We consider a network of smart sensors for edge computing application that sample a signal of interest and send updates to a base station for remote global monitoring. Sensors are equipped with sensing and compute, and can either send raw data or process them on-board before transmission. Limited hardware resources at the edge generate a fundamental latency-accuracy trade-off: raw measurements are inaccurate but timely, whereas accurate processed updates are available after computational delay. Also, if sensor on-board processing entails data compression, latency caused by wireless communication might be higher for raw measurements. Hence, one needs to decide when sensors should transmit raw measurements or rely on local processing to maximize overall network performance. To tackle this sensing design problem, we model an estimation-theoretic optimization framework that embeds computation and communication delays, and propose a Reinforcement Learning-based approach to dynamically allocate computational resources at each sensor. Effectiveness of our proposed approach is validated through numerical simulations with case studies motivated by the Internet of Drones and self-driving vehicles.
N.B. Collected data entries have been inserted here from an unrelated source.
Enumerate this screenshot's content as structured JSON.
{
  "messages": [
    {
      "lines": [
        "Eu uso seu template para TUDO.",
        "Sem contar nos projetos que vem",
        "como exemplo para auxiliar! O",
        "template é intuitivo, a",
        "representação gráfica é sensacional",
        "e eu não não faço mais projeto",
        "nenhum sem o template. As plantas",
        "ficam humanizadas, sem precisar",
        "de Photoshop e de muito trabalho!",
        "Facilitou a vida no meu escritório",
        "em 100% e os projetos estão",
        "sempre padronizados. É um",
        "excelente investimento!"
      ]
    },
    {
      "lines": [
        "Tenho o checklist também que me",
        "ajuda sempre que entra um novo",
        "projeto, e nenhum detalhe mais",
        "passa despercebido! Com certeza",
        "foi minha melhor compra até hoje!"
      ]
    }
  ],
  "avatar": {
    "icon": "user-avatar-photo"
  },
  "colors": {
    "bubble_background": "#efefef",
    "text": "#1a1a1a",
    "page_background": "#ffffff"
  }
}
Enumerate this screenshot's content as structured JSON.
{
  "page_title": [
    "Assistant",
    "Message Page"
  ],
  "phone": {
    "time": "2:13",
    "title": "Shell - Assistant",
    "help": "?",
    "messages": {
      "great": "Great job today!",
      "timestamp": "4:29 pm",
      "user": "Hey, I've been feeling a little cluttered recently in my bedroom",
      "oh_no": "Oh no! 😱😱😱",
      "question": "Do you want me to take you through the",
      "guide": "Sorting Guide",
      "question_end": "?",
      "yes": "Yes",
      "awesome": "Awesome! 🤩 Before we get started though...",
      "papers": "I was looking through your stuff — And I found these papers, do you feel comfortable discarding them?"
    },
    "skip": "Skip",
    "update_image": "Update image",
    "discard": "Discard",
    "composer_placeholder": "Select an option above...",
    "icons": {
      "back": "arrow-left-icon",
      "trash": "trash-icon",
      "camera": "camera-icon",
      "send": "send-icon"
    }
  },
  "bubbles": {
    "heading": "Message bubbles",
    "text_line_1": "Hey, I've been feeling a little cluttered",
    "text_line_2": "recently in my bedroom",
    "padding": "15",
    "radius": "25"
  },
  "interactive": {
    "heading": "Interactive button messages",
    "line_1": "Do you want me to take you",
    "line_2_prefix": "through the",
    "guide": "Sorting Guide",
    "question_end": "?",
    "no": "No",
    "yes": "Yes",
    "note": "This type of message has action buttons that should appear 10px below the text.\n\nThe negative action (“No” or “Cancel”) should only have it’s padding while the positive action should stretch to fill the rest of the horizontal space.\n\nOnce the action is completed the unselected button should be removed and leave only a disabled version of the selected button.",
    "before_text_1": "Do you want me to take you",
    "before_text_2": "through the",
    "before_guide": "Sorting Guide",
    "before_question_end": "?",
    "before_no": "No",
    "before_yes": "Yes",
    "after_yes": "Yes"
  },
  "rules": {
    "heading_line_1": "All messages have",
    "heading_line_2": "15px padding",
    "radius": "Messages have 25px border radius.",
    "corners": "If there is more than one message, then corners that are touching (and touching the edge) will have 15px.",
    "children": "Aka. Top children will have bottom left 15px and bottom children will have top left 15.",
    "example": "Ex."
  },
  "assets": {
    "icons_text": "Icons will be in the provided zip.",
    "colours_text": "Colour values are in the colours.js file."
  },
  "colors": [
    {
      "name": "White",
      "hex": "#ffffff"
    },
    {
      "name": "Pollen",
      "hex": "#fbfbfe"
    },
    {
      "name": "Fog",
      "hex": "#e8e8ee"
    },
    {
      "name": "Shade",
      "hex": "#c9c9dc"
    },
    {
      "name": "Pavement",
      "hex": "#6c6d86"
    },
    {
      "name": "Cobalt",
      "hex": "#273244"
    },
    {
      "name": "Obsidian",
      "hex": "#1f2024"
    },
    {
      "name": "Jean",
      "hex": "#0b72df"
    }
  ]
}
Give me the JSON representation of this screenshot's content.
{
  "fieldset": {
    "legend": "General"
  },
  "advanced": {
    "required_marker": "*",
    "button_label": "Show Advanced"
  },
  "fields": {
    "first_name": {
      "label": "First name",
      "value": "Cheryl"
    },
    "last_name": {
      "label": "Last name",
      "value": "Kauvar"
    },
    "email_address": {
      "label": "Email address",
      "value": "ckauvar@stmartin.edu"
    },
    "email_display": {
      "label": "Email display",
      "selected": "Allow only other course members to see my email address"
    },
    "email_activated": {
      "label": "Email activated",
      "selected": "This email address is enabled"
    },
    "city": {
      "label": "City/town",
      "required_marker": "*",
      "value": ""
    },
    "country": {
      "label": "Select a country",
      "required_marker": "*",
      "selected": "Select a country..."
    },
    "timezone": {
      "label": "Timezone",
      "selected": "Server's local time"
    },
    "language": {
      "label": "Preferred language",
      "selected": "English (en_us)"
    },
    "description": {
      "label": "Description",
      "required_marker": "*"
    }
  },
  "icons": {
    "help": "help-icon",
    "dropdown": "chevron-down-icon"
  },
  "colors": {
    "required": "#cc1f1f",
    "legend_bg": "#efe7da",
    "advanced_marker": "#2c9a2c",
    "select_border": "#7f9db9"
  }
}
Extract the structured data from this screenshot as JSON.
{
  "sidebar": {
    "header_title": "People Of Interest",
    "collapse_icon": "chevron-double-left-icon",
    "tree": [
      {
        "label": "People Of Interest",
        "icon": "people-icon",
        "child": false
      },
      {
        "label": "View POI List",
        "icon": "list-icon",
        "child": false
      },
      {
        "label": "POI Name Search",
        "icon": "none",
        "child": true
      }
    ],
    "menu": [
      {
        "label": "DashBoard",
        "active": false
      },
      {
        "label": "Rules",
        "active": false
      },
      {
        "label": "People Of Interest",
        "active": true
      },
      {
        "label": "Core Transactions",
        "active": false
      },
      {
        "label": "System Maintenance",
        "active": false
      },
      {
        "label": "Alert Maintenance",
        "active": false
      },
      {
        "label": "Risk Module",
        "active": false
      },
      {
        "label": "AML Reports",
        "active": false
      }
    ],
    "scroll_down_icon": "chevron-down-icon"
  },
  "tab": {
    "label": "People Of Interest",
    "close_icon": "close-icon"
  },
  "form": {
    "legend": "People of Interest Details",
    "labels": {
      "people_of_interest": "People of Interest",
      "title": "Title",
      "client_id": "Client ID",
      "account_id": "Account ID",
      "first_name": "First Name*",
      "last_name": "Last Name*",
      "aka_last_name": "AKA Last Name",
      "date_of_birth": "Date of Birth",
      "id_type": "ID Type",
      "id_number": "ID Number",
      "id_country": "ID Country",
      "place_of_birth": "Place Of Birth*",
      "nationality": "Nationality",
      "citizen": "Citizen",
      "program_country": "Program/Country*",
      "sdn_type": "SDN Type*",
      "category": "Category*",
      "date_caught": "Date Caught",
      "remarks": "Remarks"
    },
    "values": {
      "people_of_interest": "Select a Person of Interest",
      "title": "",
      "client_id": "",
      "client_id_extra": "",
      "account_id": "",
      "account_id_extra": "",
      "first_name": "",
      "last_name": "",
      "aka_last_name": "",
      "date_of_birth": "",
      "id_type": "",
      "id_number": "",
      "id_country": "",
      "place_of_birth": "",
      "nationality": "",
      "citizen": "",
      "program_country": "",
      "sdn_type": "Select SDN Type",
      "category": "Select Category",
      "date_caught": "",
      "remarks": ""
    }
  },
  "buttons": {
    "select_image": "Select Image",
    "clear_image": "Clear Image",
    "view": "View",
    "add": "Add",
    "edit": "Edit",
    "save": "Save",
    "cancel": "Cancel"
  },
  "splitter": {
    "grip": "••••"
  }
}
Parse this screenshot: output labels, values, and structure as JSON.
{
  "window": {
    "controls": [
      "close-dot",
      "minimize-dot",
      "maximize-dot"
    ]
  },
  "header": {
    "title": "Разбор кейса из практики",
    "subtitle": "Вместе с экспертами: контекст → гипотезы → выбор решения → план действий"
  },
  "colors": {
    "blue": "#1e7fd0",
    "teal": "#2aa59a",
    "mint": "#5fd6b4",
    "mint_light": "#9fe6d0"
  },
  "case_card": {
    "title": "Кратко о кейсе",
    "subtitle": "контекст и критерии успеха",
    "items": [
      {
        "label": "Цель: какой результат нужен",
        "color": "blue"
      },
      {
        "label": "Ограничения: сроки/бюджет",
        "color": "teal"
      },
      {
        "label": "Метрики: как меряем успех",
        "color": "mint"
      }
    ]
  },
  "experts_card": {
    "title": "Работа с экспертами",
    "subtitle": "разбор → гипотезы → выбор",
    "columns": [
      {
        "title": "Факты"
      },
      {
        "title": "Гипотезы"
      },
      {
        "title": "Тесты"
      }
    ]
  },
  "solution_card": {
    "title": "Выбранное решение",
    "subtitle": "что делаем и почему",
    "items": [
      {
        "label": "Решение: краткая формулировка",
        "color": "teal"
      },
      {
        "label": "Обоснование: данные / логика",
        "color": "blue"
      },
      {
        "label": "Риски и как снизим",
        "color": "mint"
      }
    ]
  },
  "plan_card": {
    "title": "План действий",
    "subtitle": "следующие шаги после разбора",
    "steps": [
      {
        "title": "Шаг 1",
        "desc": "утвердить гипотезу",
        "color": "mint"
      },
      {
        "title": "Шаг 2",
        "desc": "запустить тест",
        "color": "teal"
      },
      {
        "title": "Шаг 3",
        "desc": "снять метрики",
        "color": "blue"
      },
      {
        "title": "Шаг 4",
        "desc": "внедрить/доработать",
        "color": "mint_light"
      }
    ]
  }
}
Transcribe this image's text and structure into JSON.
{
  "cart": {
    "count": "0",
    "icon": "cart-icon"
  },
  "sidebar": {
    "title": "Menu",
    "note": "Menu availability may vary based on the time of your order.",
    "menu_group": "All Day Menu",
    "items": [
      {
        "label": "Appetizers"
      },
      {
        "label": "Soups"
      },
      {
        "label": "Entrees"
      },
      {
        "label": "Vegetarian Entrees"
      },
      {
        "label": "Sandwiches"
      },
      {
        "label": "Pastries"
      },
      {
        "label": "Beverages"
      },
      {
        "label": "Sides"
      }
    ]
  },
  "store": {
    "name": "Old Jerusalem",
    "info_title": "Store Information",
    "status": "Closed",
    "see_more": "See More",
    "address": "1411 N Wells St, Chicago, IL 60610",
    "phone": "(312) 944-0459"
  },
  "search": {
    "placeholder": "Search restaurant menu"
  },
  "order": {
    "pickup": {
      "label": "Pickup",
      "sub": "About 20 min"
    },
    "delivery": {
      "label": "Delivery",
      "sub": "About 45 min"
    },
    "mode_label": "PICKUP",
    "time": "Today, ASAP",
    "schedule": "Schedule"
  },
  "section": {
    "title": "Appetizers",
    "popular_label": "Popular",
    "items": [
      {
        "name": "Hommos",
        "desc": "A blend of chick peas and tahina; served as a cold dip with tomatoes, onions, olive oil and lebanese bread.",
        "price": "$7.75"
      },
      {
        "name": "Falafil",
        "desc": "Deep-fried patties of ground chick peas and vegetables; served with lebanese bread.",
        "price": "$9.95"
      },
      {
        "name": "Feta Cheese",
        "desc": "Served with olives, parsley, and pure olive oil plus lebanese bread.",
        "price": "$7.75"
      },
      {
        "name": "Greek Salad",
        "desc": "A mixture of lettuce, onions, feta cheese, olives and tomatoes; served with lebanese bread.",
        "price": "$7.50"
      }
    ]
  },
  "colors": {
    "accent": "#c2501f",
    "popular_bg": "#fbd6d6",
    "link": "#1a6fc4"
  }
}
翻译：我们考虑一个用于边缘计算应用的智能传感器网络，该网络对感兴趣信号进行采样，并将更新发送至基站进行远程全局监测。传感器配备感知和计算能力，可选择发送原始数据或在传输前进行板载处理。边缘端有限的硬件资源导致基本的延迟-精度权衡：原始测量值不精确但及时，而精确的处理后更新则需在计算延迟后才能获得。此外，若传感器板载处理涉及数据压缩，原始测量值因无线通信引起的延迟可能更高。因此，需要决策传感器何时传输原始测量值或依赖本地处理以最大化整体网络性能。为解决这一感知设计问题，我们建立了一个嵌入计算和通信延迟的估计理论优化框架，并提出一种基于强化学习的方法来动态分配每个传感器的计算资源。通过以无人机互联网和自动驾驶车辆为案例的数值仿真验证了所提方法的有效性。